The Nicene Creed (one of the statements of belief that cross all Christian denominations) is as follows (maybe even read it aloud):
We believe in one God, the Father, the Almighty, maker of heaven and earth, of all that is, seen and unseen. We believe in one Lord, Jesus Christ, the only Son of God, eternally begotten of the Father, God from God, Light from Light, true God from true God, begotten, not made, of one Being with the Father; through him all things were made. For us and for our salvation he came down from heaven, was incarnate of the Holy Spirit and the Virgin Mary and became truly human. For our sake he was crucified under Pontius Pilate; he suffered death and was buried. On the third day he rose again in accordance with the Scriptures; he ascended into heaven and is seated at the right hand of the Father. He will come again in glory to judge the living and the dead, and his kingdom will have no end.
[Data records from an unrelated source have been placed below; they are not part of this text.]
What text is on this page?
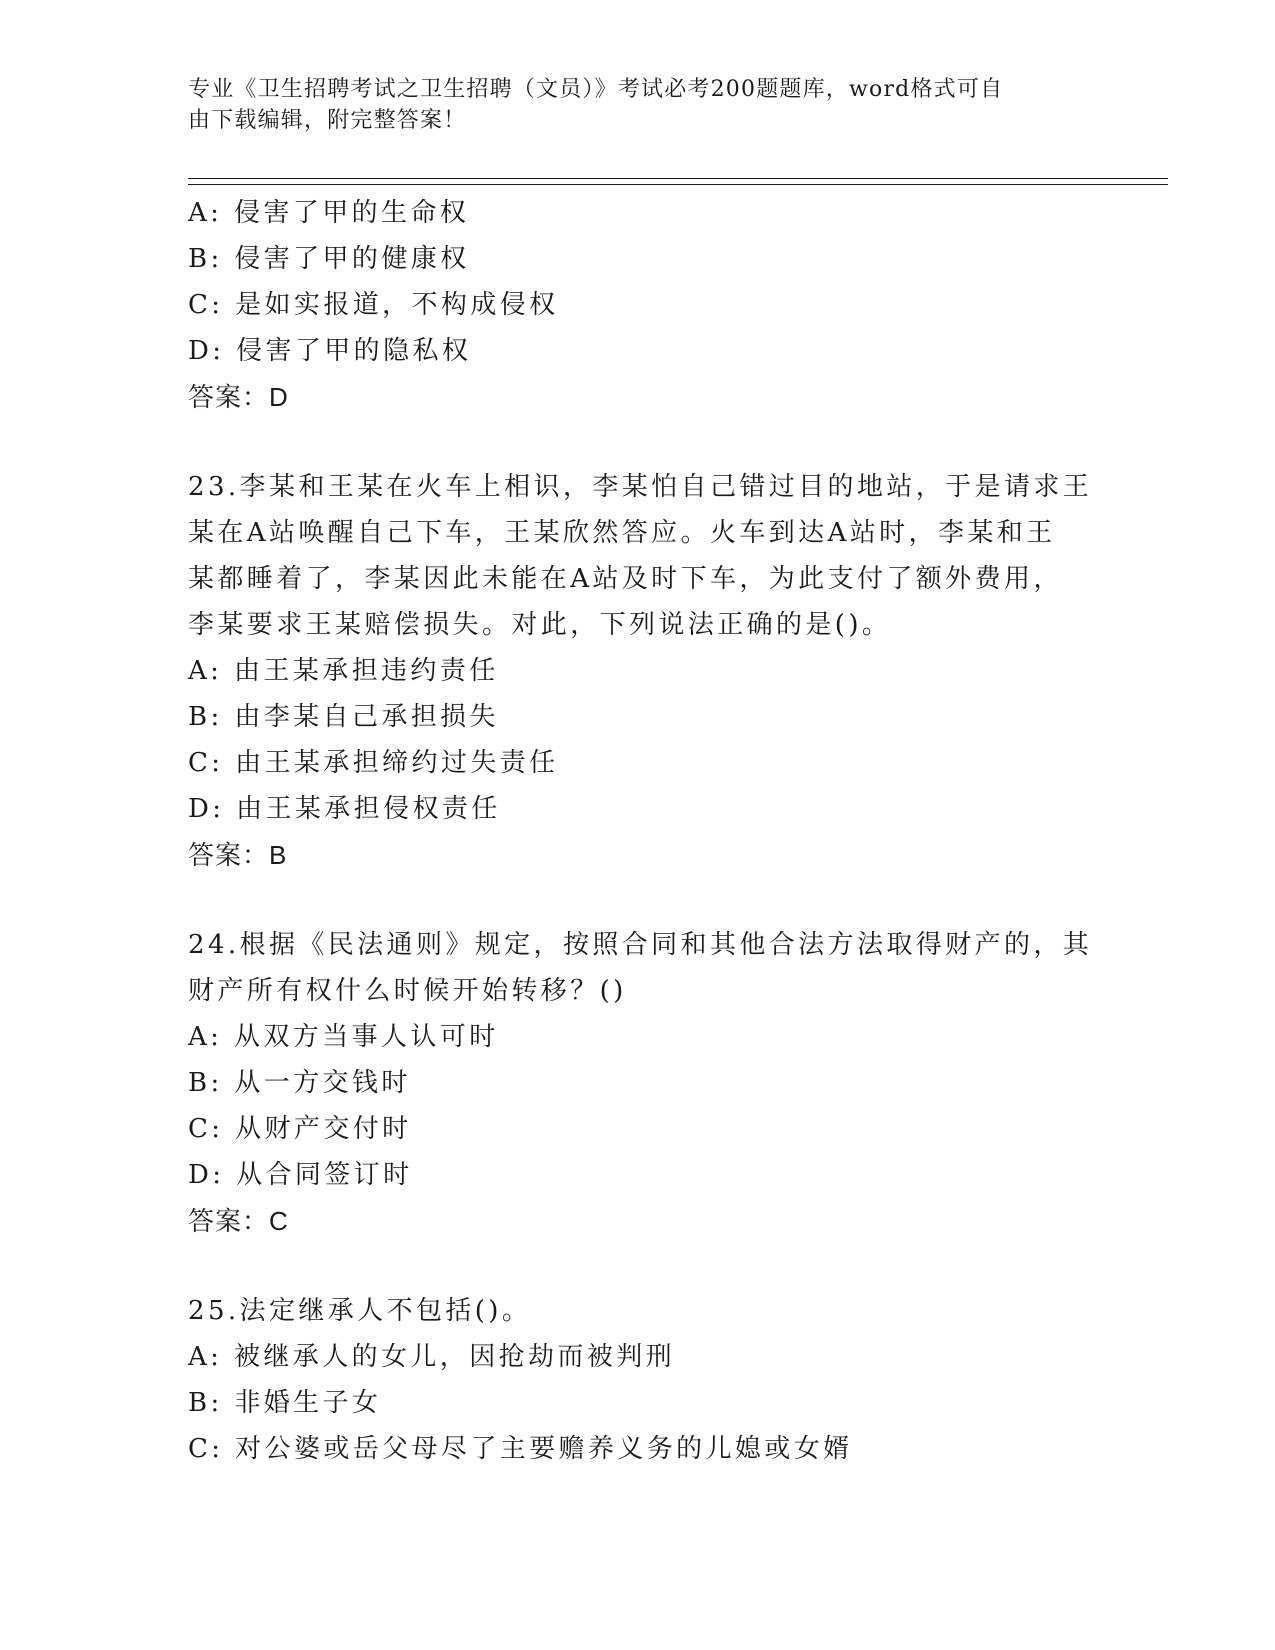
专业《卫生招聘考试之卫生招聘（文员）》考试必考200题题库，word格式可自
由下载编辑，附完整答案！
A: 侵害了甲的生命权
B: 侵害了甲的健康权
C: 是如实报道，不构成侵权
D: 侵害了甲的隐私权
答案：D
23.李某和王某在火车上相识，李某怕自己错过目的地站，于是请求王
某在A站唤醒自己下车，王某欣然答应。火车到达A站时，李某和王
某都睡着了，李某因此未能在A站及时下车，为此支付了额外费用，
李某要求王某赔偿损失。对此，下列说法正确的是()。
A: 由王某承担违约责任
B: 由李某自己承担损失
C: 由王某承担缔约过失责任
D: 由王某承担侵权责任
答案：B
24.根据《民法通则》规定，按照合同和其他合法方法取得财产的，其
财产所有权什么时候开始转移？()
A: 从双方当事人认可时
B: 从一方交钱时
C: 从财产交付时
D: 从合同签订时
答案：C
25.法定继承人不包括()。
A: 被继承人的女儿，因抢劫而被判刑
B: 非婚生子女
C: 对公婆或岳父母尽了主要赡养义务的儿媳或女婿
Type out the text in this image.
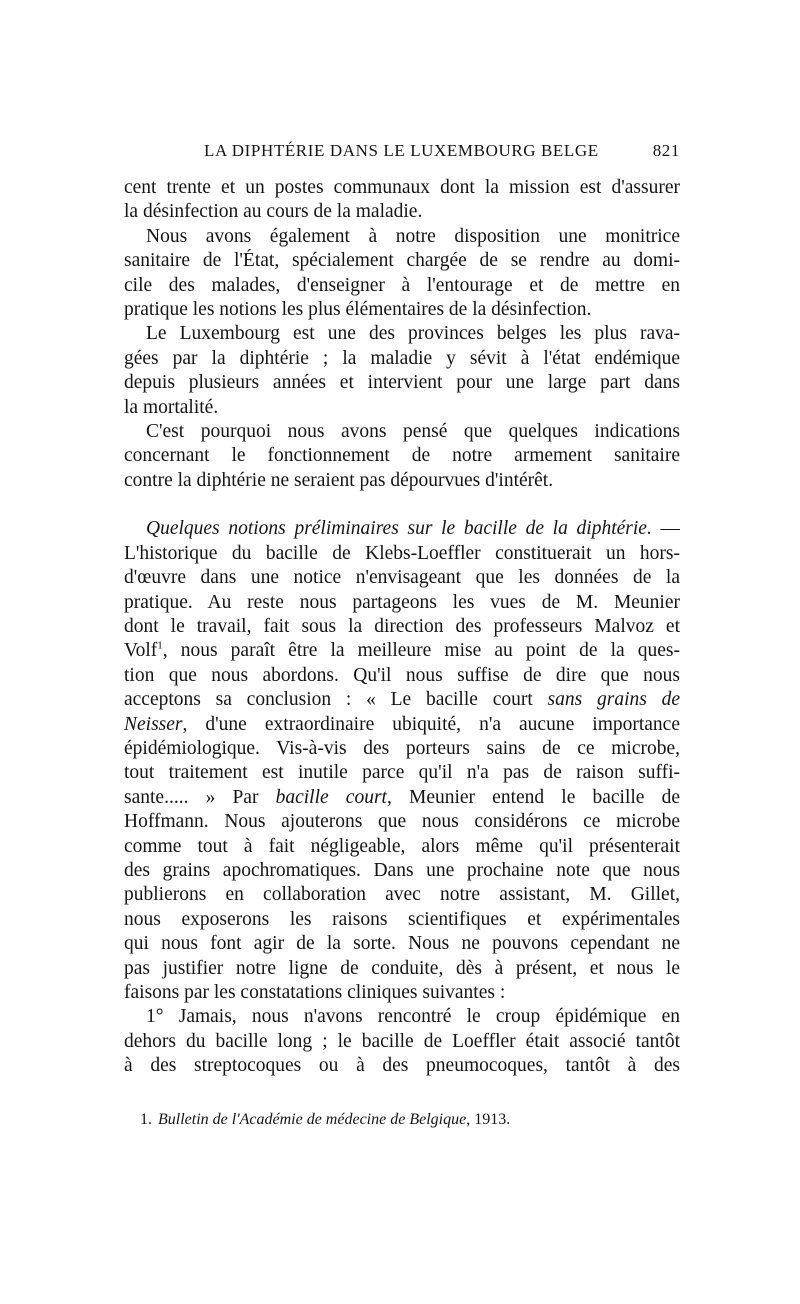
LA DIPHTÉRIE DANS LE LUXEMBOURG BELGE	821
cent trente et un postes communaux dont la mission est d'assurer
la désinfection au cours de la maladie.
Nous avons également à notre disposition une monitrice
sanitaire de l'État, spécialement chargée de se rendre au domi-
cile des malades, d'enseigner à l'entourage et de mettre en
pratique les notions les plus élémentaires de la désinfection.
Le Luxembourg est une des provinces belges les plus rava-
gées par la diphtérie ; la maladie y sévit à l'état endémique
depuis plusieurs années et intervient pour une large part dans
la mortalité.
C'est pourquoi nous avons pensé que quelques indications
concernant le fonctionnement de notre armement sanitaire
contre la diphtérie ne seraient pas dépourvues d'intérêt.
Quelques notions préliminaires sur le bacille de la diphtérie. —
L'historique du bacille de Klebs-Loeffler constituerait un hors-
d'œuvre dans une notice n'envisageant que les données de la
pratique. Au reste nous partageons les vues de M. Meunier
dont le travail, fait sous la direction des professeurs Malvoz et
Volf$^1$, nous paraît être la meilleure mise au point de la ques-
tion que nous abordons. Qu'il nous suffise de dire que nous
acceptons sa conclusion : « Le bacille court sans grains de
Neisser, d'une extraordinaire ubiquité, n'a aucune importance
épidémiologique. Vis-à-vis des porteurs sains de ce microbe,
tout traitement est inutile parce qu'il n'a pas de raison suffi-
sante..... » Par bacille court, Meunier entend le bacille de
Hoffmann. Nous ajouterons que nous considérons ce microbe
comme tout à fait négligeable, alors même qu'il présenterait
des grains apochromatiques. Dans une prochaine note que nous
publierons en collaboration avec notre assistant, M. Gillet,
nous exposerons les raisons scientifiques et expérimentales
qui nous font agir de la sorte. Nous ne pouvons cependant ne
pas justifier notre ligne de conduite, dès à présent, et nous le
faisons par les constatations cliniques suivantes :
1° Jamais, nous n'avons rencontré le croup épidémique en
dehors du bacille long ; le bacille de Loeffler était associé tantôt
à des streptocoques ou à des pneumocoques, tantôt à des
1. Bulletin de l'Académie de médecine de Belgique, 1913.
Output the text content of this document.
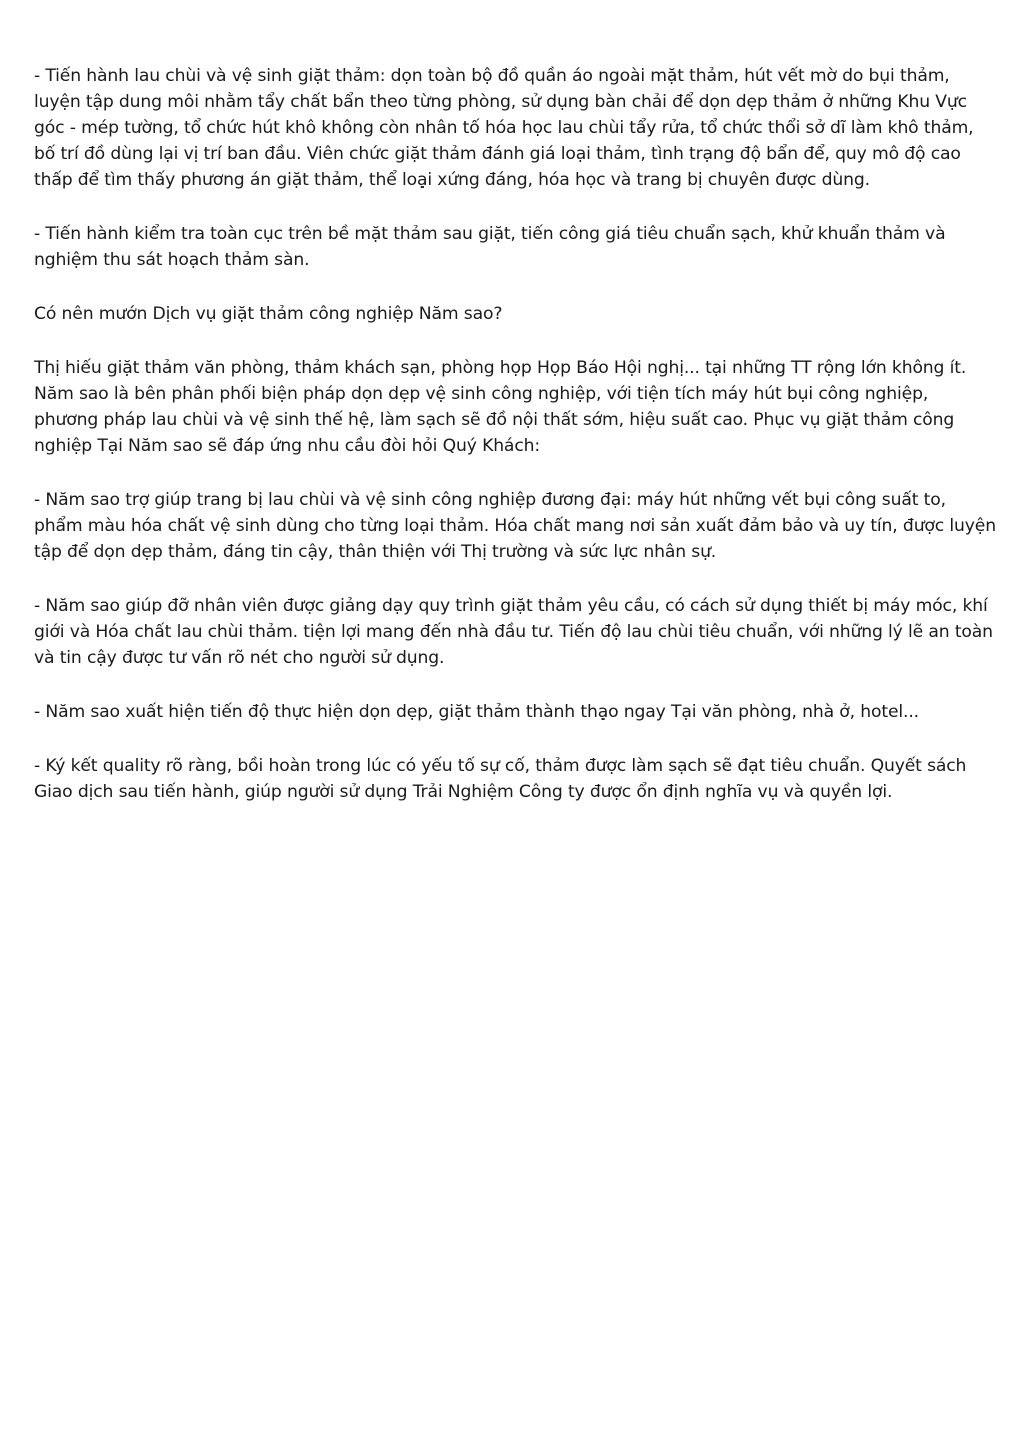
- Tiến hành lau chùi và vệ sinh giặt thảm: dọn toàn bộ đồ quần áo ngoài mặt thảm, hút vết mờ do bụi thảm, luyện tập dung môi nhằm tẩy chất bẩn theo từng phòng, sử dụng bàn chải để dọn dẹp thảm ở những Khu Vực góc - mép tường, tổ chức hút khô không còn nhân tố hóa học lau chùi tẩy rửa, tổ chức thổi sở dĩ làm khô thảm, bố trí đồ dùng lại vị trí ban đầu. Viên chức giặt thảm đánh giá loại thảm, tình trạng độ bẩn để, quy mô độ cao thấp để tìm thấy phương án giặt thảm, thể loạ̣i xứng đáng, hóa học và trang bị chuyên được dùng.

- Tiến hành kiểm tra toàn cục trên bề mặt thảm sau giặt, tiến công giá tiêu chuẩn sạch, khử khuẩn thảm và nghiệm thu sát hoạch thảm sàn.

Có nên mướn Dịch vụ giặt thảm công nghiệp Năm sao?

Thị hiếu giặt thảm văn phòng, thảm khách sạn, phòng họp Họp Báo Hội nghị... tại những TT rộng lớn không ít. Năm sao là bên phân phối biện pháp dọn dẹp vệ sinh công nghiệp, với tiện tích máy hút bụi công nghiệp, phương pháp lau chùi và vệ sinh thế hệ, làm sạch sẽ đồ nội thất sớm, hiệu suất cao. Phục vụ giặt thảm công nghiệp Tại Năm sao sẽ đáp ứng nhu cầu đòi hỏi Quý Khách:

- Năm sao trợ giúp trang bị lau chùi và vệ sinh công nghiệp đương đại: máy hút những vết bụi công suất to, phẩm màu hóa chất vệ sinh dùng cho từng loại thảm. Hóa chất mang nơi sản xuất đảm bảo và uy tín, được luyện tập để dọn dẹp thảm, đáng tin cậy, thân thiện với Thị trường và sức lực nhân sự.

- Năm sao giúp đỡ nhân viên được giảng dạy quy trình giặt thảm yêu cầu, có cách sử dụng thiết bị máy móc, khí giới và Hóa chất lau chùi thảm. tiện lợi mang đến nhà đầu tư. Tiến độ lau chùi tiêu chuẩn, với những lý lẽ an toàn và tin cậy được tư vấn rõ nét cho người sử dụng.

- Năm sao xuất hiện tiến độ thực hiện dọn dẹp, giặt thảm thành thạ̣o ngay Tại văn phòng, nhà ở, hotel...

- Ký kết quality rõ ràng, bồi hoàn trong lúc có yếu tố sự cố, thảm được làm sạch sẽ đạt tiêu chuẩn. Quyết sách Giao dịch sau tiến hành, giúp người sử dụng Trải Nghiệm Công ty được ổn định nghĩa vụ và quyền lợi.
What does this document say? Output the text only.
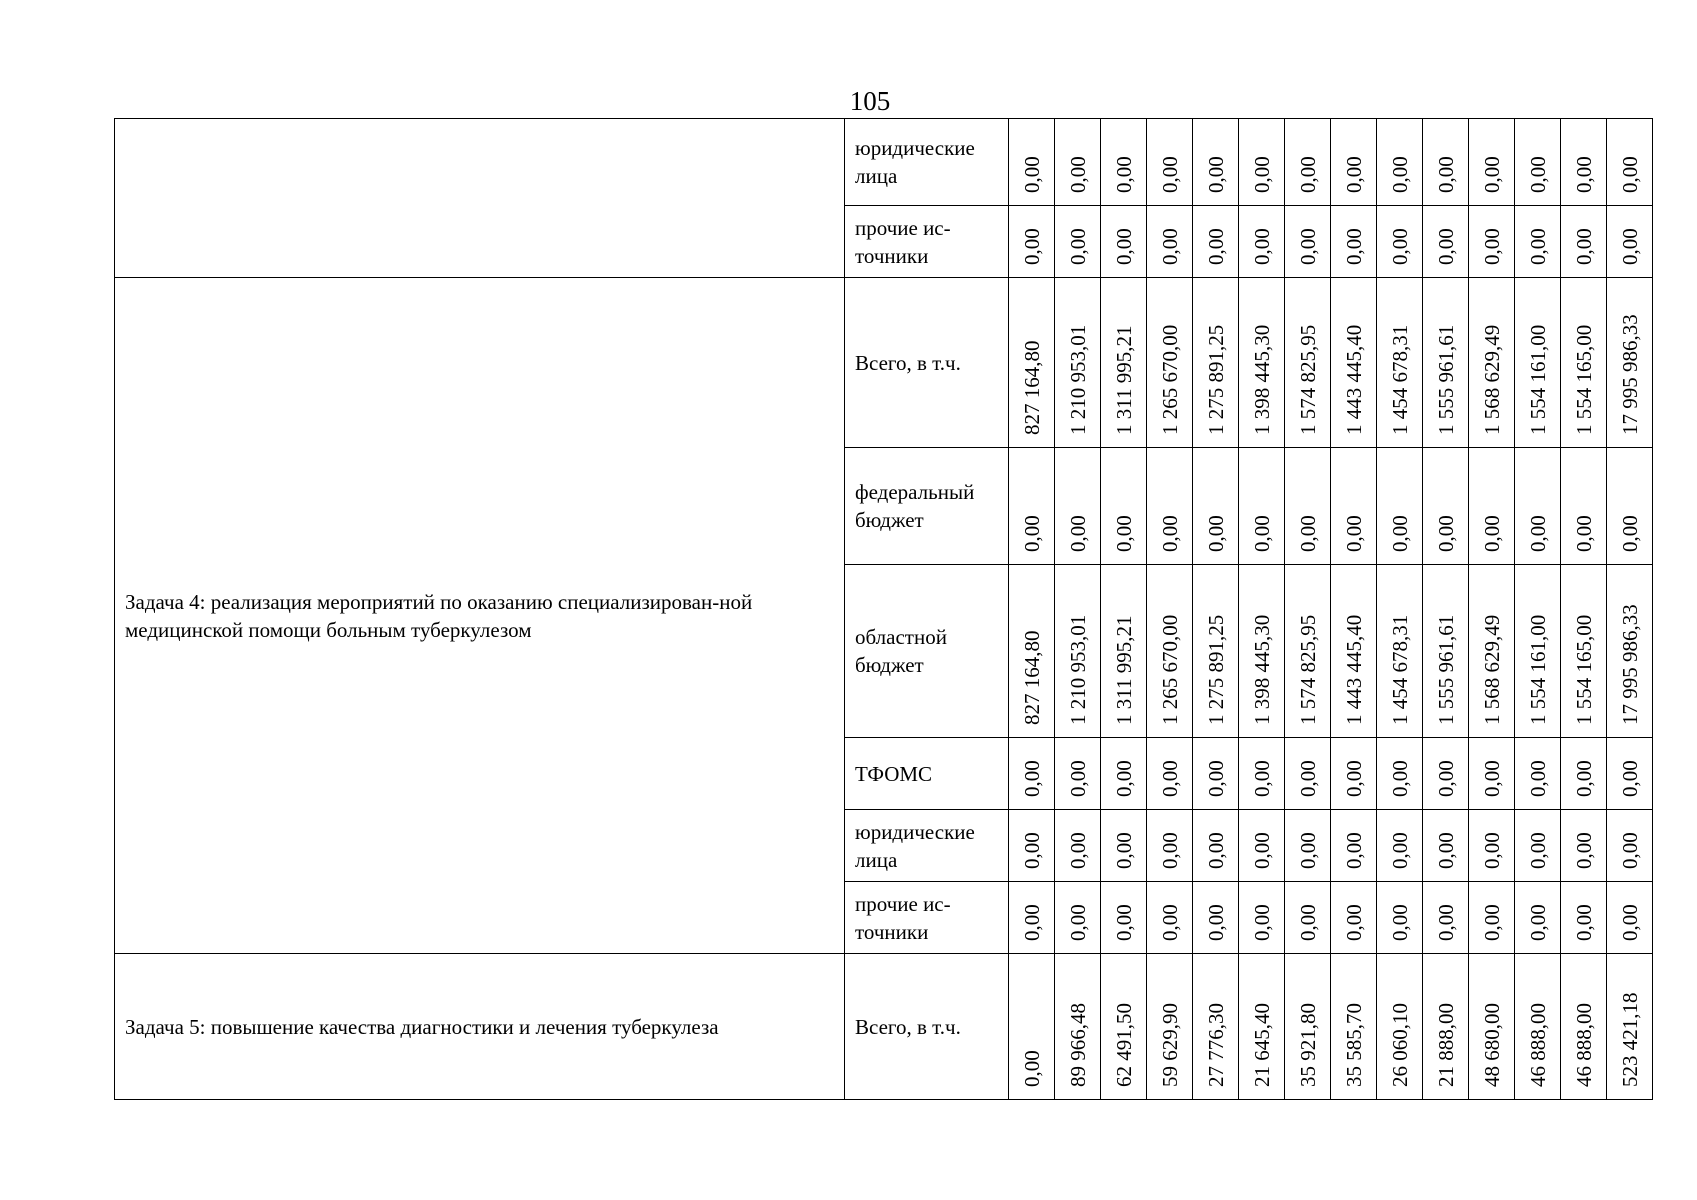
105
	юридические лица	0,00	0,00	0,00	0,00	0,00	0,00	0,00	0,00	0,00	0,00	0,00	0,00	0,00	0,00

	прочие ис-точники	0,00	0,00	0,00	0,00	0,00	0,00	0,00	0,00	0,00	0,00	0,00	0,00	0,00	0,00

Задача 4: реализация мероприятий по оказанию специализирован-ной медицинской помощи больным туберкулезом	Всего, в т.ч.	827 164,80	1 210 953,01	1 311 995,21	1 265 670,00	1 275 891,25	1 398 445,30	1 574 825,95	1 443 445,40	1 454 678,31	1 555 961,61	1 568 629,49	1 554 161,00	1 554 165,00	17 995 986,33

	федеральный бюджет	0,00	0,00	0,00	0,00	0,00	0,00	0,00	0,00	0,00	0,00	0,00	0,00	0,00	0,00

	областной бюджет	827 164,80	1 210 953,01	1 311 995,21	1 265 670,00	1 275 891,25	1 398 445,30	1 574 825,95	1 443 445,40	1 454 678,31	1 555 961,61	1 568 629,49	1 554 161,00	1 554 165,00	17 995 986,33

	ТФОМС	0,00	0,00	0,00	0,00	0,00	0,00	0,00	0,00	0,00	0,00	0,00	0,00	0,00	0,00

	юридические лица	0,00	0,00	0,00	0,00	0,00	0,00	0,00	0,00	0,00	0,00	0,00	0,00	0,00	0,00

	прочие ис-точники	0,00	0,00	0,00	0,00	0,00	0,00	0,00	0,00	0,00	0,00	0,00	0,00	0,00	0,00

Задача 5: повышение качества диагностики и лечения туберкулеза	Всего, в т.ч.	0,00	89 966,48	62 491,50	59 629,90	27 776,30	21 645,40	35 921,80	35 585,70	26 060,10	21 888,00	48 680,00	46 888,00	46 888,00	523 421,18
We believe in the Holy Spirit, the Lord, the giver of life, who proceeds from the Father and the Son, who with the Father and the Son is worshiped and glorified, who has spoken through the prophets. We believe in one holy catholic and apostolic Church. We acknowledge one baptism for the forgiveness of sins. We look for the resurrection of the dead, and the life of the world to come. Amen.
In the Church of the Nazarene, we don’t say this creed much. Which really is too bad. It is the basics of the universal Christian faith.
In the light of today’s Scripture, it is “He will come again in glory to judge the living and the dead, and his kingdom will have no end” that is our focus.
Today’s Scripture is a warning to be ready for the return of Jesus. We lose a lot of this story because so much of it is cultural. The bridesmaids are to escort the bride (and essentially the groom) to the groom’s home for the marriage ceremony.
There would be dancing and singing along the way. Sleeping was wise. However, part of the situation is that there was often last-minute negotiations between the families of the bride and groom.
So, the announcement of “the groom comes” could be done, and then something else would come up, and the whole thing would begin again. The reality was that “the groom comes” could be said many times without a groom actually coming.
The coming of Christ has been that way for 2000 years. “He’s coming…oh, wait…He’s coming…oh, wait…” That cycle has been repeated for generations. Many of us recall multiple times in our lives when people have been convinced that Jesus was coming back.
We are the bridesmaids. We are the bride (the church). It’s weird, I know. We are both bridesmaids and bride and yet still ourselves.
Christmas wasn’t that long ago. Part of the story is the glory of Heaven that shined down and declared the birth of the Savior. Epiphany (less than 2 weeks ago, and still the church season) is about a star that led unbelievers to venerate the new King.
Whether a thief in the night, a baby in a manger, a choir from Heaven, somehow Christ will come in glory. We are called to be prepared.
Christ has died. Christ has risen. Christ will come again. May we be continually preparing for his return. Amen.